A categoria passou então a reivindicar o novo adicional aos carteiros. No entanto, segundo os Correios, esses profissionais já recebiam o AADC (Adicional de Atividade de Distribuição ou Coleta Externa), também de 30% sobre o salário-base. Em 2008, a gratificação estava em R$ 279,10.
O benefício foi estabelecido por uma negociação coletiva entre os Correios e os trabalhadores, pelas “condições rigorosas e desgastantes [do trabalho], tais como a exposição ao sol e a desidratação”. No ano passado, no entanto, o TST reconheceu que carteiros que trabalham com motocicleta têm o direito de receber também o adicional de periculosidade.
No julgamento no STF, a ministra Rosa Weber, relatora do caso e presidente da corte, destacou em seu voto que nada impede o pagamento dos dois adicionais, de forma acumulada, ao trabalhador. “No caso dos carteiros condutores de motocicletas, há efetiva sujeição cumulativa do trabalhador tanto aos riscos específicos do trânsito, quanto às condições gravosas do trabalho na coleta externa de objetos postais”, afirmou.
José Aparecido Gandara, presidente da Findect (Federação Interestadual dos Empregados da Empresa Brasileira de Correios e Telégrafos), afirma que houve tentativas de negociações com os Correios. “Em 2014, quando a lei entrou em vigor, a empresa alegou que já pagava o AADC, o que levou a um impasse, pois nossa interpretação é que o adicional de periculosidade é distinto do AADC. Diante da falta de acordo, buscamos amparo judicial para garantir o pagamento de ambos adicionais”, explica.
A auditora fiscal do trabalho aposentada Lucy Toledo das Dores Niess diz que o que foi estabelecido em a negociação coletiva tem força de lei, portanto o AADC não pode ser retirado. Segundo ela, após a decisão do STF, cabe apenas aos Correios embargos de declaração, que é quando se contesta algum ponto que não ficou claro no julgamento, e não a decisão em si.

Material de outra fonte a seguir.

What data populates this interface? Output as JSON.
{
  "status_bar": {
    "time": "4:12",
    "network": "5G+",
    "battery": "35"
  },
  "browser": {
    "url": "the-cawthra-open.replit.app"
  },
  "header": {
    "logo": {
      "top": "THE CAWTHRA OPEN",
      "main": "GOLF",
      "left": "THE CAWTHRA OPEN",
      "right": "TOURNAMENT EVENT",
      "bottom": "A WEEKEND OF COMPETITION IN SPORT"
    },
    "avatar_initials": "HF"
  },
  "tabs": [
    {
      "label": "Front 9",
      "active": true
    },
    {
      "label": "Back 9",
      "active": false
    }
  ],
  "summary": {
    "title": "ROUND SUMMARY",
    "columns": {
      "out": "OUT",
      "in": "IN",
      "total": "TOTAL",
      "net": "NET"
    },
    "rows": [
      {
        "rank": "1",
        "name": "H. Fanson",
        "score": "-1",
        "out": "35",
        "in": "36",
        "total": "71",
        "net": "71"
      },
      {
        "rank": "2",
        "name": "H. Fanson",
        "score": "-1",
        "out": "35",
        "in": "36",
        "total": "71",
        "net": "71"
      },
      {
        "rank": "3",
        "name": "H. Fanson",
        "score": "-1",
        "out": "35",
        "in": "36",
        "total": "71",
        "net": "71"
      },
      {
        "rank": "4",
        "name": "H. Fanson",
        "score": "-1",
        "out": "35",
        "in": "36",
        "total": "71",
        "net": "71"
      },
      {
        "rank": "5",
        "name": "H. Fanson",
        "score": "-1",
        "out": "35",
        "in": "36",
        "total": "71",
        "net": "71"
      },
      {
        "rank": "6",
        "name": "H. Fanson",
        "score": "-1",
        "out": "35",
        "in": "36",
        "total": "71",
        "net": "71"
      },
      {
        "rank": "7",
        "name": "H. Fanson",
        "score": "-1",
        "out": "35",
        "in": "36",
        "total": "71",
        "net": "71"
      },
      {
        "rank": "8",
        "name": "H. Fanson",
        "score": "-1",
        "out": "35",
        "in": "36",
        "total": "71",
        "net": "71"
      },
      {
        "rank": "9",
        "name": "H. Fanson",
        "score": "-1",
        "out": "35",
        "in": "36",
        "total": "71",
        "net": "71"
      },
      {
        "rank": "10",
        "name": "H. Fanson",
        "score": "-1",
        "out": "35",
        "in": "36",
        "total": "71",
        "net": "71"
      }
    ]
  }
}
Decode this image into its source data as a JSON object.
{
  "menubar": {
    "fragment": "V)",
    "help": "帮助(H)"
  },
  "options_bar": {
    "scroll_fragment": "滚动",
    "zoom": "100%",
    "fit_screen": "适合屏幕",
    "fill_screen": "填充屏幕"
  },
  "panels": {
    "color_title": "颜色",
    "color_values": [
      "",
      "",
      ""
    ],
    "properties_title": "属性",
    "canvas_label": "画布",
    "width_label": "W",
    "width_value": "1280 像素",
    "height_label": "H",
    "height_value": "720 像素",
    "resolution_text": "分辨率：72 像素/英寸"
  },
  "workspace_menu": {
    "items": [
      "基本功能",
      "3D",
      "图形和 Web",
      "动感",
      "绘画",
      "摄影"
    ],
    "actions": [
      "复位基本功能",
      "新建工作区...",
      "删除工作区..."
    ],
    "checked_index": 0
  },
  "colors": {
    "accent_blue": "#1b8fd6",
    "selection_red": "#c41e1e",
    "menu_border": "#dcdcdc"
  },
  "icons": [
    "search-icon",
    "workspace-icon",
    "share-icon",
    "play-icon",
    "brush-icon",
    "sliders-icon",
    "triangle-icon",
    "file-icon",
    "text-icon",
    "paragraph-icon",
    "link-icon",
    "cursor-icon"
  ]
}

Para Gandara, justiça foi feita. “Conseguimos demonstrar que os trabalhadores estavam sendo prejudicados e que os adicionais são legalmente distintos”, afirma o sindicalista.
Em nota enviada à reportagem , os Correios disseram que estão analisando o julgamento “para avaliar os próximos encaminhamentos”. A decisão do STF é retroativa a outubro de 2014.
Núbia de Paula, advogada especialista em direito do trabalho, diz que o posicionamento do Supremo garante maior segurança aos trabalhadores. “A partir do momento em que eles têm o adicional de periculosidade reconhecido pela Constituição e pelo estatuto, há uma proteção muito maior, que passa a ser garantida pela lei”, explica.
A advogada explica, no entanto, que por ser retroativa a 2014, a decisão do STF eleva as receitas federais, sem lei específica, o que prejudica a saúde financeira da empresa estatal. “Prejudica a estatal porque ela vai ter uma despesa maior, que não estava prevista. A empresa pode ter que se programar financeiramente, dependendo do impacto”, diz.